Die Parteien streiten um die Wirksamkeit des Widerrufs von drei Verbraucherdarlehensverträgen.
Wegen des Sachverhalts und der erstinstanzlich gestellten Anträge wird auf die tatsächlichen Feststellungen im angefochtenen Urteil Bezug genommen. Im Berufungsrechtszug hat die Klägerin mit Schriftsatz vom 31. August 2016 ein Zurückbehaltungsrecht wegen ihrer Gegenansprüche auf Zahlung sowie Herausgabe einer löschungsfähigen Quittung hinsichtlich der als Sicherheiten für die drei Darlehen dienenden Grundschulden geltend gemacht.

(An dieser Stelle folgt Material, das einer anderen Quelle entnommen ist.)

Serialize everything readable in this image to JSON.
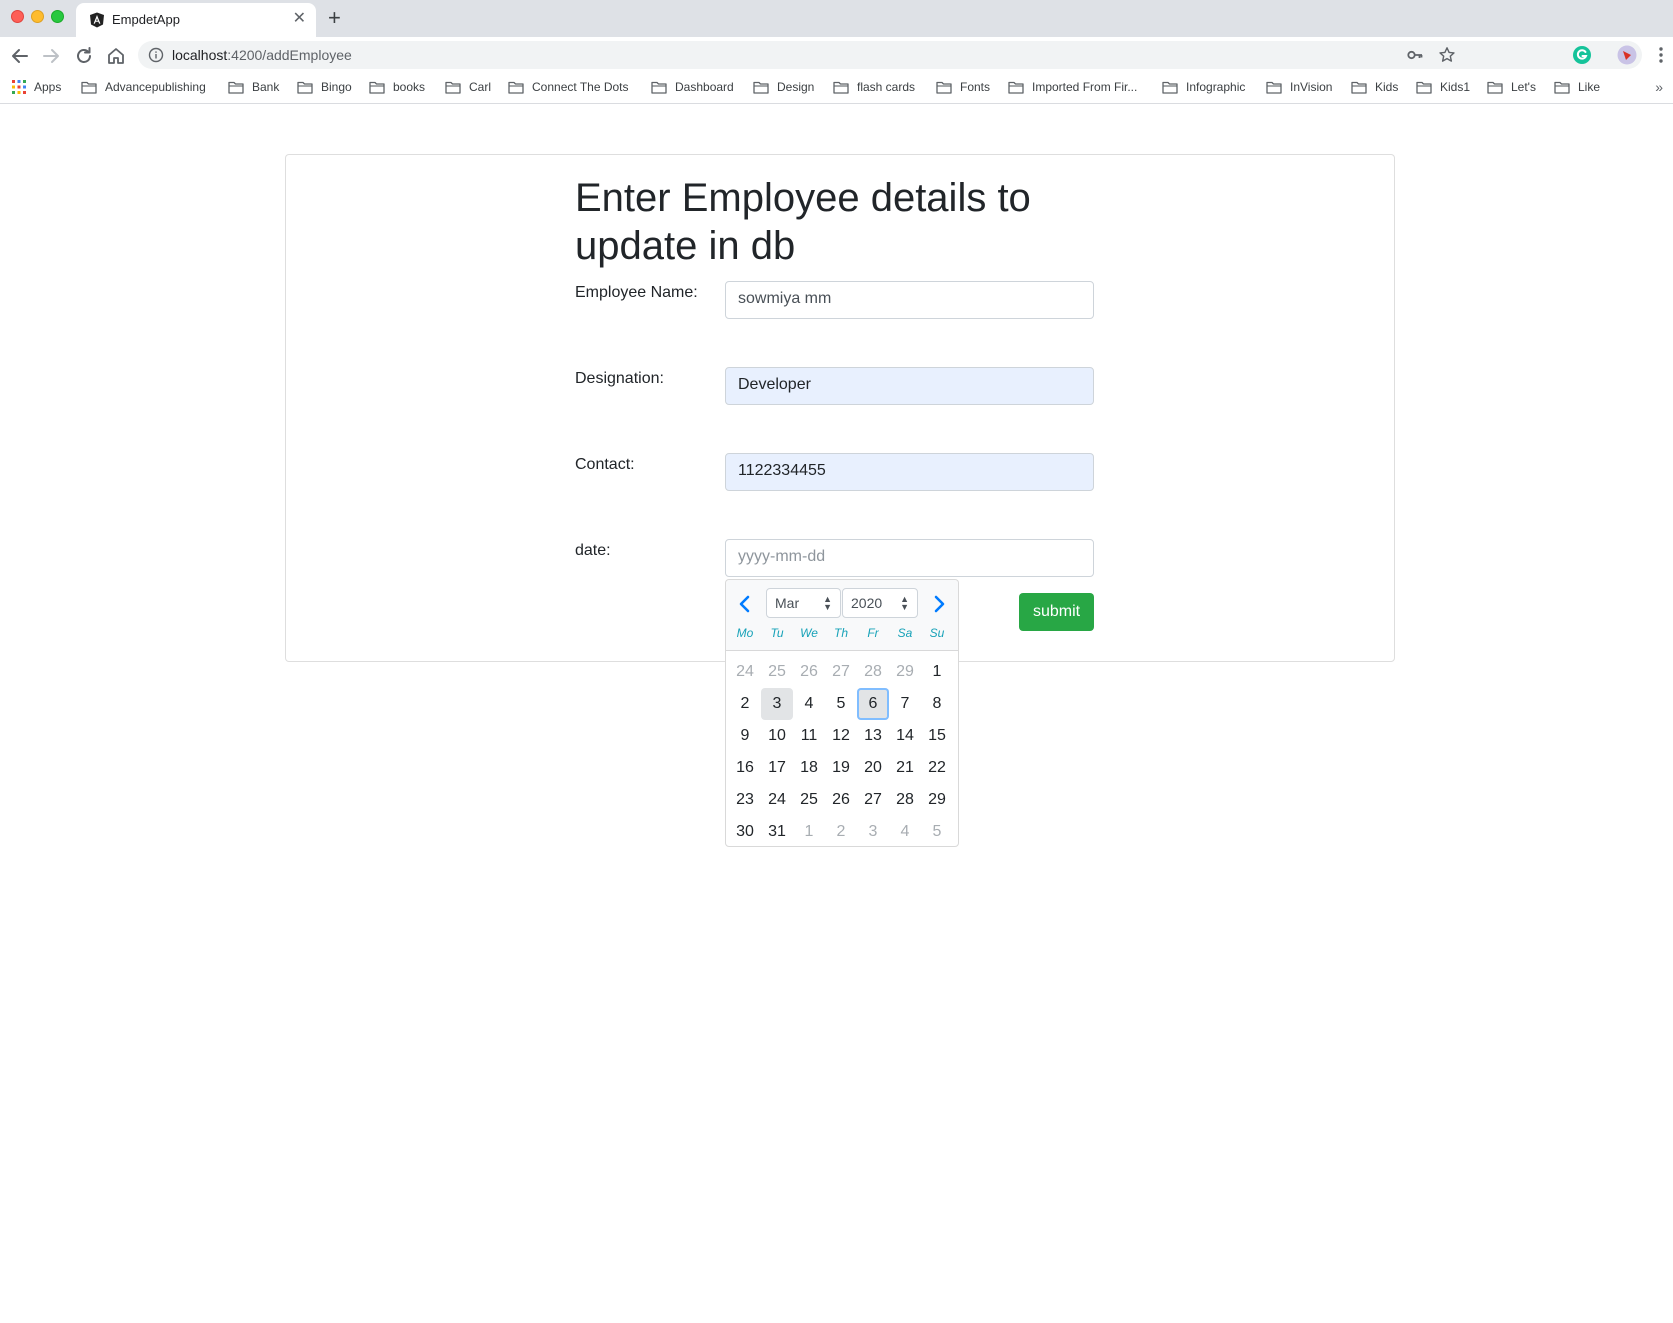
{
  "browser": {
    "tab_title": "EmpdetApp",
    "tab_close": "✕",
    "new_tab": "+",
    "url_host": "localhost",
    "url_path": ":4200/addEmployee",
    "more_bookmarks": "»",
    "bookmarks": [
      "Apps",
      "Advancepublishing",
      "Bank",
      "Bingo",
      "books",
      "Carl",
      "Connect The Dots",
      "Dashboard",
      "Design",
      "flash cards",
      "Fonts",
      "Imported From Fir...",
      "Infographic",
      "InVision",
      "Kids",
      "Kids1",
      "Let's",
      "Like"
    ]
  },
  "form": {
    "heading": "Enter Employee details to update in db",
    "name_label": "Employee Name:",
    "name_value": "sowmiya mm",
    "designation_label": "Designation:",
    "designation_value": "Developer",
    "contact_label": "Contact:",
    "contact_value": "1122334455",
    "date_label": "date:",
    "date_placeholder": "yyyy-mm-dd",
    "submit_label": "submit"
  },
  "datepicker": {
    "month": "Mar",
    "year": "2020",
    "weekdays": [
      "Mo",
      "Tu",
      "We",
      "Th",
      "Fr",
      "Sa",
      "Su"
    ],
    "weeks": [
      [
        "24",
        "25",
        "26",
        "27",
        "28",
        "29",
        "1"
      ],
      [
        "2",
        "3",
        "4",
        "5",
        "6",
        "7",
        "8"
      ],
      [
        "9",
        "10",
        "11",
        "12",
        "13",
        "14",
        "15"
      ],
      [
        "16",
        "17",
        "18",
        "19",
        "20",
        "21",
        "22"
      ],
      [
        "23",
        "24",
        "25",
        "26",
        "27",
        "28",
        "29"
      ],
      [
        "30",
        "31",
        "1",
        "2",
        "3",
        "4",
        "5"
      ]
    ],
    "today": "3",
    "focused": "6"
  },
  "colors": {
    "submit": "#28a745",
    "autofill": "#e8f0fe",
    "datepicker_arrow": "#007bff",
    "weekday_text": "#17a2b8",
    "focus_ring": "#80bdff"
  }
}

Das Landgericht hat die Klage abgewiesen und zur Begründung im Wesentlichen ausgeführt: Im Zeitpunkt der Erklärung des Widerrufs sei die Widerrufsfrist bereits abgelaufen gewesen. Die Klägerin sei bei Abschluss des Darlehensvertrags ordnungsgemäß belehrt worden. Die Belehrung habe zwar nicht den Anforderungen von § 355 Abs. 2 Satz 1 BGB in der damals geltenden Fassung genügt. Die Beklagte könne sich jedoch auf die Gesetzlichkeitsfiktion des § 14 Abs. 1 und 3 BGB-InfoV in der maßgeblichen Fassung und das Muster der Anlage 2 hierzu berufen. Die von der Beklagten vorgenommenen Änderungen – insbesondere: Ergänzung der Überschrift, Fußnote, Belassen des Klammerzusatzes, Sammelbelehrung – stellten keine eigene inhaltliche Bearbeitung dar. Überdies sei die Ausübung des Widerrufsrechts rechtsmissbräuchlich.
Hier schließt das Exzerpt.